Re: Multi-Master Logical Replication

From: Amit Kapila <amit(dot)kapila16(at)gmail(dot)com>
To: Bharath Rupireddy <bharath(dot)rupireddyforpostgres(at)gmail(dot)com>
Cc: Peter Smith <smithpb2250(at)gmail(dot)com>, PostgreSQL Hackers <pgsql-hackers(at)lists(dot)postgresql(dot)org>
Subject: Re: Multi-Master Logical Replication
Date: 2022-06-10 04:24:04
Message-ID: CAA4eK1J93-mKD7nRZGcPJChHjoRDtjkBm-RP-uJfhMbBLSR0GA@mail.gmail.com
Views: Raw Message | Whole Thread | Download mbox | Resend email
Thread:
Lists: pgsql-hackers

On Thu, Jun 9, 2022 at 6:04 PM Bharath Rupireddy
<bharath(dot)rupireddyforpostgres(at)gmail(dot)com> wrote:
>
> On Thu, Apr 28, 2022 at 5:20 AM Peter Smith <smithpb2250(at)gmail(dot)com> wrote:
> >
> > MULTI-MASTER LOGICAL REPLICATION
> >
> > 1.0 BACKGROUND
> >
> > Let’s assume that a user wishes to set up a multi-master environment
> > so that a set of PostgreSQL instances (nodes) use logical replication
> > to share tables with every other node in the set.
> >
> > We define this as a multi-master logical replication (MMLR) node-set.
> >
> > <please refer to the attached node-set diagram>
> >
> > 1.1 ADVANTAGES OF MMLR
> >
> > - Increases write scalability (e.g., all nodes can write arbitrary data).
> > - Allows load balancing
> > - Allows rolling updates of nodes (e.g., logical replication works
> > between different major versions of PostgreSQL).
> > - Improves the availability of the system (e.g., no single point of failure)
> > - Improves performance (e.g., lower latencies for geographically local nodes)
>
> Thanks for working on this proposal. I have a few high-level thoughts,
> please bear with me if I repeat any of them:
>
> 1. Are you proposing to use logical replication subscribers to be in
> sync quorum? In other words, in an N-masters node, M (M >= N)-node
> configuration, will each master be part of the sync quorum in the
> other master?
>

What exactly do you mean by sync quorum here? If you mean to say that
each master node will be allowed to wait till the commit happens on
all other nodes similar to how our current synchronous_commit and
synchronous_standby_names work, then yes, it could be achieved. I
think the patch currently doesn't support this but it could be
extended to support the same. Basically, one can be allowed to set up
async and sync nodes in combination depending on its use case.

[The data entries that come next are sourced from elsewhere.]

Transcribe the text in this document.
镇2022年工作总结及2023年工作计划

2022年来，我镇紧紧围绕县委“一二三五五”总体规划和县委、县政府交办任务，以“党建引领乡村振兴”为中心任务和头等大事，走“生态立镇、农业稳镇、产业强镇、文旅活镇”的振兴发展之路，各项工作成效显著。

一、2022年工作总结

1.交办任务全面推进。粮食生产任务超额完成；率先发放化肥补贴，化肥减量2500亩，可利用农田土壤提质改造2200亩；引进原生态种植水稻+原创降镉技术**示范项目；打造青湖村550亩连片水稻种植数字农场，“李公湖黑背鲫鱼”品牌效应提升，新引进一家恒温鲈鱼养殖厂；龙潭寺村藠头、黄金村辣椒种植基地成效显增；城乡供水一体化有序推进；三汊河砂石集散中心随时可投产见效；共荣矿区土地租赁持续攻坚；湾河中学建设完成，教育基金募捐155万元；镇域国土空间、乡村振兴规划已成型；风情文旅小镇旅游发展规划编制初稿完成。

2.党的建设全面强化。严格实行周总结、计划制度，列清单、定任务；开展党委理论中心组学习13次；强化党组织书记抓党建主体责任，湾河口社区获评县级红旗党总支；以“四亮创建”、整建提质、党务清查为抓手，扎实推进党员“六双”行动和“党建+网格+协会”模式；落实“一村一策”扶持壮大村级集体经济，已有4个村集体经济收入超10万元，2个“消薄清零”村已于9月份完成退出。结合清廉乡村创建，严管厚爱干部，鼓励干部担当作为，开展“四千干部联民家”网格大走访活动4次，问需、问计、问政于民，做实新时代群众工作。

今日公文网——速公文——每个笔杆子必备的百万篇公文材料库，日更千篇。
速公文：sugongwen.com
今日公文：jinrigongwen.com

> 2. Is there any mention of reducing the latencies that logical
> replication will have generally (initial table sync and
> after-caught-up decoding and replication latencies)?
>

No, this won't change under the hood replication mechanism.

> 3. What if "some" postgres provider assures an SLA of very few seconds
> for failovers in typical HA set up with primary and multiple sync and
> async standbys? In this context, where does the multi-master
> architecture sit in the broad range of postgres use-cases?
>

I think this is one of the primary use cases of the n-way logical
replication solution where in there shouldn't be any noticeable wait
time when one or more of the nodes goes down. All nodes have the
capability to allow writes so the app just needs to connect to another
node. I feel some analysis is required to find out and state exactly
how the users can achieve this but seems doable. The other use cases
are discussed in this thread and are summarized in emails [1][2].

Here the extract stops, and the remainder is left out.